Compliance used to be simpler. An organization was given a set of requirements and it had to check the boxes that it met the requirements and compliance was achieved. The complex nature of business today and the focus on information in the digital economy has driven compliance requirements to a new level of intricacy and depth.

Today data weaves in and out of business processes, throughout the organization and across third party relationships. Organizations need to understand how all information, especially personally identifiable information (PII), enters, moves throughout, and is used in the organization, and how it is shared and used in third party relationships (e.g., outsourcers, services providers, vendors, suppliers, consultants, brokers, dealers, agents).

Privacy is a significant compliance challenge with specific requirements, associated content and processes that organizations should consider.

Privacy compliance is about managing risks across the full lifecycle of data and its web of processes, transactions, relationships, and interactions. Compliance professionals struggle to interact with business units to inventory all uses of personal data and ensure compliance to a set of requirements that are constantly evolving. Continuously changing regulations and business environments encumber organizations as they aim to stay compliant. Trying to keep change in sync with growing, evolving, and shifting business needs and use of personal data bury compliance professionals in mountains of tasks and processes in a struggle to keep pace with changes.

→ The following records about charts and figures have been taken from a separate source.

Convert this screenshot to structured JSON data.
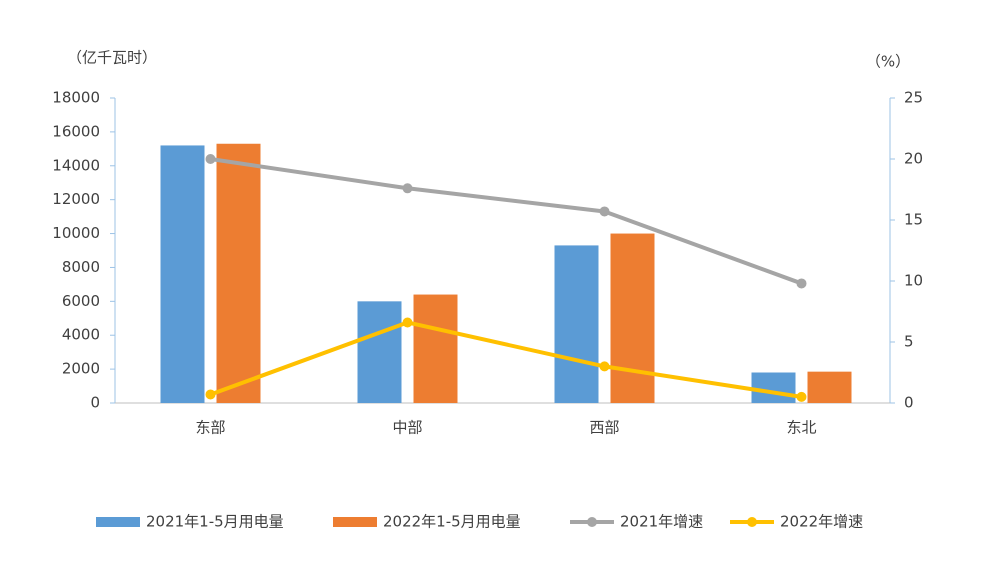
{
  "chart_data": {
    "type": "bar_line",
    "y_label": "（亿千瓦时）",
    "y2_label": "（%）",
    "categories": [
      "东部",
      "中部",
      "西部",
      "东北"
    ],
    "series": [
      {
        "name": "2021年1-5月用电量",
        "type": "bar",
        "color": "#5b9bd5",
        "values": [
          15200,
          6000,
          9300,
          1800
        ]
      },
      {
        "name": "2022年1-5月用电量",
        "type": "bar",
        "color": "#ed7d31",
        "values": [
          15300,
          6400,
          10000,
          1850
        ]
      },
      {
        "name": "2021年增速",
        "type": "line",
        "axis": "y2",
        "color": "#a5a5a5",
        "values": [
          20,
          17.6,
          15.7,
          9.8
        ]
      },
      {
        "name": "2022年增速",
        "type": "line",
        "axis": "y2",
        "color": "#ffc000",
        "values": [
          0.7,
          6.6,
          3.0,
          0.5
        ]
      }
    ],
    "ylim": [
      0,
      18000
    ],
    "yticks": [
      0,
      2000,
      4000,
      6000,
      8000,
      10000,
      12000,
      14000,
      16000,
      18000
    ],
    "y2lim": [
      0,
      25
    ],
    "y2ticks": [
      0,
      5,
      10,
      15,
      20,
      25
    ],
    "legend": "bottom"
  }
}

Privacy regulations, such as the European Union General Data Protection Regulation (GDPR) and the California Consumer Privacy Act (CCPA) require that an organization has a thorough understanding of how data is collected, used, and flows throughout the organization and across business relationships. This requires that organizations map out data process flow diagrams to document compliance and how information is collected, used, and disposed of. It also requires that policies on information use and disposition be in place to govern information throughout the lifecycle and define what controls are put in place to protect this information.

The requirement for data process mapping and information flow is not unique to privacy related regulations. Over the past several years there has been growing pressure for data process mapping in context of Sarbanes Oxley (SOX) compliance as well. The Public Company Accounting Oversight Board has been putting pressure on external auditors that in turn put pressure on publicly traded companies to have data process maps documented in addition to the written control narratives for SOX compliance.

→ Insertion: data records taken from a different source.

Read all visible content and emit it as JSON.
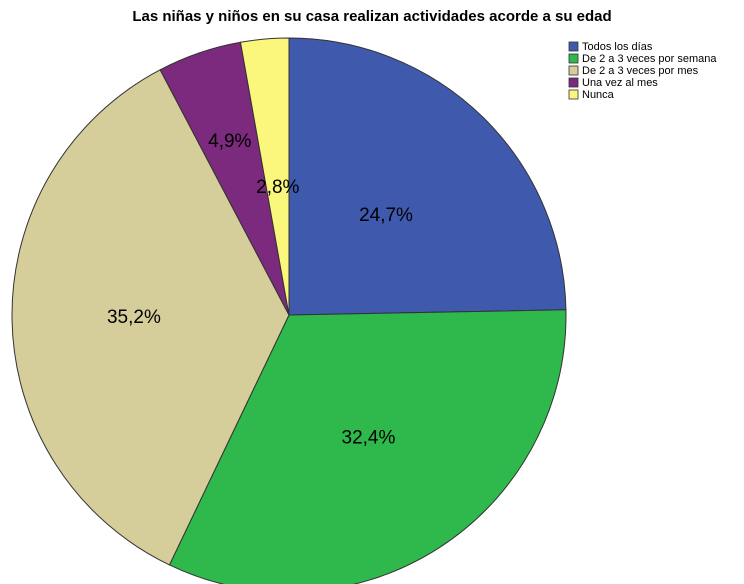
{
  "chart_data": {
    "type": "pie",
    "title": "Las niñas y niños en su casa realizan actividades acorde a su edad",
    "categories": [
      "Todos los días",
      "De 2 a 3 veces por semana",
      "De 2 a 3 veces por mes",
      "Una vez al mes",
      "Nunca"
    ],
    "values": [
      24.7,
      32.4,
      35.2,
      4.9,
      2.8
    ],
    "value_labels": [
      "24,7%",
      "32,4%",
      "35,2%",
      "4,9%",
      "2,8%"
    ],
    "colors": [
      "#3f59ad",
      "#2fb84b",
      "#d5cd9a",
      "#7b2a7d",
      "#fbf77c"
    ],
    "legend": "upper right"
  }
}
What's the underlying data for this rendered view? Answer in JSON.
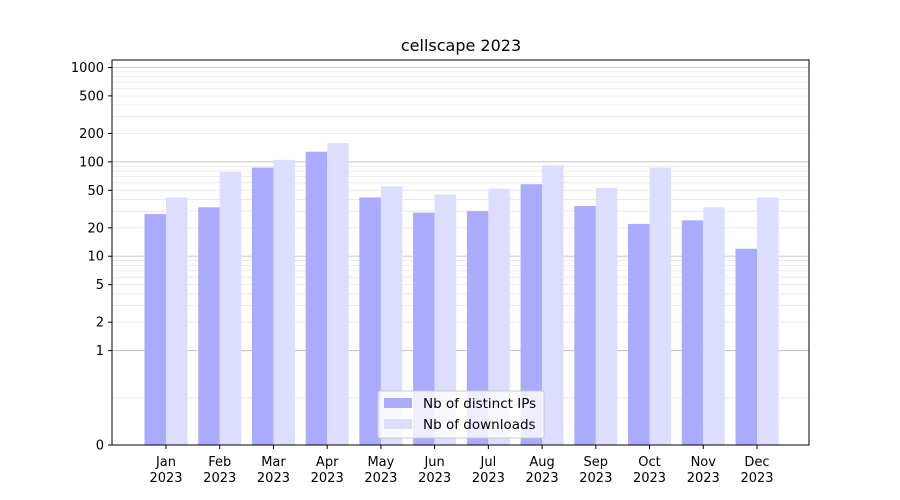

Today’s dynamic, distributed and disrupted business environment is forcing organizations to rethink how they approach and document compliance. Foundational to this is to leverage an online business process mapping capability that makes it easier to gather information from process owners, document compliance to regulators, rapidly and easily search for information and monitor disposition requirements of information. Technology for documenting compliance and processes makes compliance more efficient, effective and agile to the demands and needs of a dynamic regulatory and business environment.